We know that the Fourier transform of the sinc function is the rectangular function (or top hat). However, I'm at a loss as to how to prove it. Most textbooks and online sources start with the rectangular function, show that
$$\int_{-\infty}^\infty \text{rect}(x)e^{i\omega x}dx=\int_{-1/2}^{1/2}e^{i\omega x}dx=\left.\frac{e^{i\omega x}}{i\omega}\right\vert_{-1/2}^{1/2}=\text{sinc}(\omega/2)$$
and then just invoke duality and claim that the Fourier transform of the sinc function is the rectangular function. Is there any way of deriving this directly? i.e., starting with the sinc function?

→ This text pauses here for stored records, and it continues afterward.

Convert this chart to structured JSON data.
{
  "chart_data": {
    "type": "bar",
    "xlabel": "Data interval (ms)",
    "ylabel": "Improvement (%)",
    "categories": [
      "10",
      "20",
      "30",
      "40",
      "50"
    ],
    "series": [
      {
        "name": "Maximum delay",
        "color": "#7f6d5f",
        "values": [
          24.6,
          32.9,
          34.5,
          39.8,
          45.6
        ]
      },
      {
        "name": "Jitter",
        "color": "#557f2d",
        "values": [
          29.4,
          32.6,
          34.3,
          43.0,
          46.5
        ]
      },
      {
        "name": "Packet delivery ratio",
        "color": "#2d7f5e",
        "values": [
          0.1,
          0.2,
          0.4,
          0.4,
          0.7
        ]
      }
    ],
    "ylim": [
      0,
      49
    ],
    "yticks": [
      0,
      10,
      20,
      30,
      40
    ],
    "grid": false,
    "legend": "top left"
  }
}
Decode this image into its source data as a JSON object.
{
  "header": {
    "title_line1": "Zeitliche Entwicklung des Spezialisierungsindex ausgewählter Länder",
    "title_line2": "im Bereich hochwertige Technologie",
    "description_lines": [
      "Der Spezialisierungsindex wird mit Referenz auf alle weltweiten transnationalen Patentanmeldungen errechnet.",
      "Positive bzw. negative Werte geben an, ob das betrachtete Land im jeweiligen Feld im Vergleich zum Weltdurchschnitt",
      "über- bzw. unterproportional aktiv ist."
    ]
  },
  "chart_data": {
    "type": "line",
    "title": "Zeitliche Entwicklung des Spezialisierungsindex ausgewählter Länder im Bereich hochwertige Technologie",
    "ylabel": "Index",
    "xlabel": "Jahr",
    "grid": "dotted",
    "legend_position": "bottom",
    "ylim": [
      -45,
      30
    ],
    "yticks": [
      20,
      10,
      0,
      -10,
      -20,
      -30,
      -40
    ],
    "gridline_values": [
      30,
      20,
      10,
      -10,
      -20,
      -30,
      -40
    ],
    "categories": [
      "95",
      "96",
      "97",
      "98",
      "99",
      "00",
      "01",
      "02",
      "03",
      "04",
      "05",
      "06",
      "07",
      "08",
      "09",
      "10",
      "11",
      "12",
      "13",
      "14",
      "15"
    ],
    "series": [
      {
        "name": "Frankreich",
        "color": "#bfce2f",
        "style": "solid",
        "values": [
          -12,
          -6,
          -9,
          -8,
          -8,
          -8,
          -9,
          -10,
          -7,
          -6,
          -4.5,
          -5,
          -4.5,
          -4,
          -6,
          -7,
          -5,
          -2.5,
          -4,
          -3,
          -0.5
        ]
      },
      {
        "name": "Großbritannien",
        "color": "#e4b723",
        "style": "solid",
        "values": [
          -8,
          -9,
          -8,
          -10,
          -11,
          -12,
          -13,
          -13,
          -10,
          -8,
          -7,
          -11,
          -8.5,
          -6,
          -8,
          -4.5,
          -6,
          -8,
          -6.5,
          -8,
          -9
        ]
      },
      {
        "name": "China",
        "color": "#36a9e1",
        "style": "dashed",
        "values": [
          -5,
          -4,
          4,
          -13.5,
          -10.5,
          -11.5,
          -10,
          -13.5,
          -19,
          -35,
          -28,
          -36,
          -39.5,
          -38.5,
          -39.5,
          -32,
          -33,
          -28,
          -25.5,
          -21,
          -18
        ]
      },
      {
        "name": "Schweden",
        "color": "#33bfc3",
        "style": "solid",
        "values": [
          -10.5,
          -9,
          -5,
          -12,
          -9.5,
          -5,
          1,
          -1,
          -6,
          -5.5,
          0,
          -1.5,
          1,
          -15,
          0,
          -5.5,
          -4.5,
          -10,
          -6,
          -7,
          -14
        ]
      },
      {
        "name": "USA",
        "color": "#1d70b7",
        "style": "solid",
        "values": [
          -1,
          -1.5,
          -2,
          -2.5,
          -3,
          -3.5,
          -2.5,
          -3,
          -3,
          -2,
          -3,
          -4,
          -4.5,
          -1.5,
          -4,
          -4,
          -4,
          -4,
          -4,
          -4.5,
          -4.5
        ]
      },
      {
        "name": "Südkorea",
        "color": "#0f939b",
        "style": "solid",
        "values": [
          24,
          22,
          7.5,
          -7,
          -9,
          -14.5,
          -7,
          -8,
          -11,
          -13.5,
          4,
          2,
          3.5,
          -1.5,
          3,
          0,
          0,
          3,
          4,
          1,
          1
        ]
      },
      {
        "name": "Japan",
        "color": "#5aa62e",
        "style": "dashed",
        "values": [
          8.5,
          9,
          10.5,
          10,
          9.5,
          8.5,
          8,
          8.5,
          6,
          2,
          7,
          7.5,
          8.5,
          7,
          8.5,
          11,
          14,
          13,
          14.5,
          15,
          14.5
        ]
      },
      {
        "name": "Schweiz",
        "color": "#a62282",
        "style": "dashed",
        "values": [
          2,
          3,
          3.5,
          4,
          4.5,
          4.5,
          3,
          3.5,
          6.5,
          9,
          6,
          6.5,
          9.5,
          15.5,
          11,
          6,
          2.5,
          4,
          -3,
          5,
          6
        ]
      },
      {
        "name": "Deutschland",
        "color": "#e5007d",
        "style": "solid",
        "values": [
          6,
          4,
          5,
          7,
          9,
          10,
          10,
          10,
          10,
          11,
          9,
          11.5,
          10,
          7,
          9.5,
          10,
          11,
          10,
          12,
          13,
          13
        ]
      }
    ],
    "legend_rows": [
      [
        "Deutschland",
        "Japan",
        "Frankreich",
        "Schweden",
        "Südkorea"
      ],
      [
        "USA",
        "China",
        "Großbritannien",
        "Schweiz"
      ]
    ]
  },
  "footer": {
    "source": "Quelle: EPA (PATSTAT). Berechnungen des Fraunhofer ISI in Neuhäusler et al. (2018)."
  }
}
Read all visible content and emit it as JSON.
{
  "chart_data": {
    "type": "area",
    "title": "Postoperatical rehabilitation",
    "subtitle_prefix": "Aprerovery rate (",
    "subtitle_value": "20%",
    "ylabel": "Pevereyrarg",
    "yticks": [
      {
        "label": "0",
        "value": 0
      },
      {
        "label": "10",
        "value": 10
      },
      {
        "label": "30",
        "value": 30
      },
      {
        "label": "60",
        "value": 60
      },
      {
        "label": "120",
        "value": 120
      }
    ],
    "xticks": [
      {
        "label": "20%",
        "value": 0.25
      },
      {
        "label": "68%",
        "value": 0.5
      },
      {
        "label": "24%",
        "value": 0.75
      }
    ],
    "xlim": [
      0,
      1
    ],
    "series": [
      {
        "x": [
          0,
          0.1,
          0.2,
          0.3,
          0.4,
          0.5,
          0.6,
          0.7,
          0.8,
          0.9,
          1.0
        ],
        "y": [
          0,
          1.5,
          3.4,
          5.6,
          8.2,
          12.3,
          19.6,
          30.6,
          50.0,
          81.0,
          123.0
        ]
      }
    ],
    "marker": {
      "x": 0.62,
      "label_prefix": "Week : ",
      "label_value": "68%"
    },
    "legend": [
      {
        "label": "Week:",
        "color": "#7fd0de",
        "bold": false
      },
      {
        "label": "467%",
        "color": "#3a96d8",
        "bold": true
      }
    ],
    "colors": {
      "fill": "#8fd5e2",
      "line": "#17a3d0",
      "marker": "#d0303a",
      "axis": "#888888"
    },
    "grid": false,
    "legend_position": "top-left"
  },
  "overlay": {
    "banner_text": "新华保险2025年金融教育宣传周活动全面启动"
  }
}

I've tried, but I'm not sure as to how to proceed. I know that the sinc is not Lebesgue integrable and only improper Riemann integrable. Some vague recollection of these being important in the Fourier transform hinders my thought process. Can someone clear things up for me?
Best Answer
Since sinc is an entire function and decays with $1/\omega$, we can slightly shift the contour of integration in the inverse transform, and since there's no longer a singularity then, we can split the integral in two:
$$\begin{eqnarray}\int_{-\infty}^\infty e^{i\omega x}\frac{e^{i\omega/2}-e^{-i\omega/2}}{i\omega}\mathrm{d}\omega &=& \int_{-\infty+\epsilon i}^{\infty+\epsilon i} e^{i\omega x}\frac{e^{i\omega/2}-e^{-i\omega/2}}{i\omega}\mathrm{d}\omega\\\ &=& \int_{-\infty+\epsilon i}^{\infty+\epsilon i} e^{i\omega x}\frac{e^{i\omega/2}}{i\omega}\mathrm{d}\omega - \int_{-\infty+\epsilon i}^{\infty+\epsilon i} e^{i\omega x}\frac{e^{-i\omega/2}}{i\omega}\mathrm{d}\omega\;. \end{eqnarray}$$
Now we can apply different substitutions to the two parts, $\omega'=\omega(x+\frac{1}{2})$ in the first part and $\omega'=\omega(x-\frac{1}{2})$ in the second part. That transforms the integrand into $e^{i\omega'}/(i\omega')$ in both cases. Now if $x$ lies outside the rectangle, the signs of the factors in the substitutions are the same, so the two integrals stay on the same side of the origin and go in the same direction, and hence yield the same value and cancel to $0$. But if $x$ lies inside the rectangle, then there's a sign change due to $x-\frac{1}{2}$ but not due to $x+\frac{1}{2}$, so we get
$$\int_{-\infty+\epsilon i}^{\infty+\epsilon i} \frac{e^{i\omega'}}{i\omega'}\mathrm{d}\omega' + \int_{\infty-\epsilon i}^{-\infty-\epsilon i} \frac{e^{i\omega'}}{i\omega'}\mathrm{d}\omega'\;,$$
which is (again using the sufficient decay at infinity)
$$\oint \frac{e^{i\omega'}}{i\omega'}\mathrm{d}\omega'$$
on a contour that encloses the pole at the origin, and hence the value is $2\pi$.